Un des problèmes essentiels est de comprendre comment cette fin de vie est provoquée. En effet si celle-ci est provoquée par un tiers de manière directe ou indirecte, comment définir l’acte de cette personne ? Mais aussi de savoir, pour la religion, jusqu’où l’individu est « propriétaire » de sa vie ? En est-il totalement responsable ou simplement le gardien d’un don ?
Ce sont, bien évidemment, des questions qui ont été débattues très tôt dans le judaïsme et bien que pour beaucoup cela semble un sujet contemporain ce débat est vieux de presque 2000 ans dans le Talmud. Cependant il redevient de plus en plus actuel surtout parce que la médecine est de plus en plus performante.

Le Pirké Avoth (chap. 4, mishnà 29) dit :

…שעל כרחך אתה נוצר, ועל כרחך אתה נולד, ועל כרחך אתה חי, ועל כרחך אתה מת, ועל כרחך אתה עתיד לתן דין וחשבון לפני מלך מלכי המלכים הקדוש ברוך הוא:

« …C’est malgré toi que tu as été conçu, et c’est malgré toi que tu nais, et c’est malgré toi que tu vis, et c’est malgré toi que tu meurs et c’est malgré toi que tu es destiné à rendre des comptes devant le Roi des Rois, le Saint Béni  soit-Il ».

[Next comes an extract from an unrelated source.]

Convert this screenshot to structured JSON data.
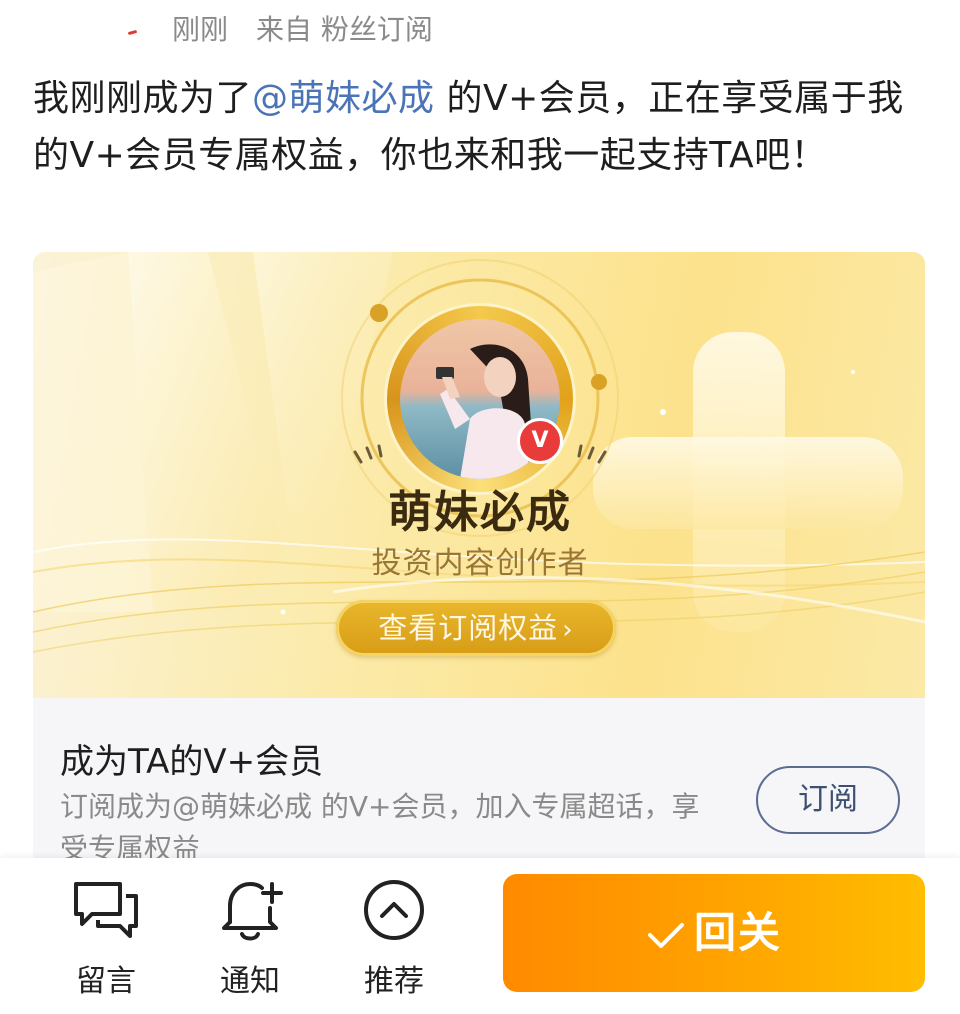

Cette mishnà pose donc un principe simple : nous ne sommes pas maître de notre vie. Nous ne sommes pas ceux qui décidons d’exister ou pas. Il ne s’agit pas ici de la maîtrise des choix de vie mais de la décision d’exister ou non. Ce n’est pas nous qui décidons de naître, de vivre (même si par la suite nous avons la conviction que nous pouvons, par un acte de volonté propre, mettre fin à la vie), du moment de notre mort (ici aussi nous pouvons avoir la conviction de choisir le moment de notre mort mais qui sait si cela n’était pas inscrit) et bien sûr nous ne pouvons absolument pas nous dérober au jugement divin.
Donc, nous voyons que le judaïsme pose immédiatement un principe : bien que je gère la vie celle-ci ne m’appartient pas puisque ce n’est pas moi qui en maîtrise l’origine ni la fin.
L’autre élément est, bien évidemment, le VIème commandement du décalogue dans Exode (XIX, 12) qui dit : « לא תרצח » [LO TiRTZaKH] (Ne tue pas !) l’interdit de l’homicide, de l’assassinat prémédité et volontairement conçu.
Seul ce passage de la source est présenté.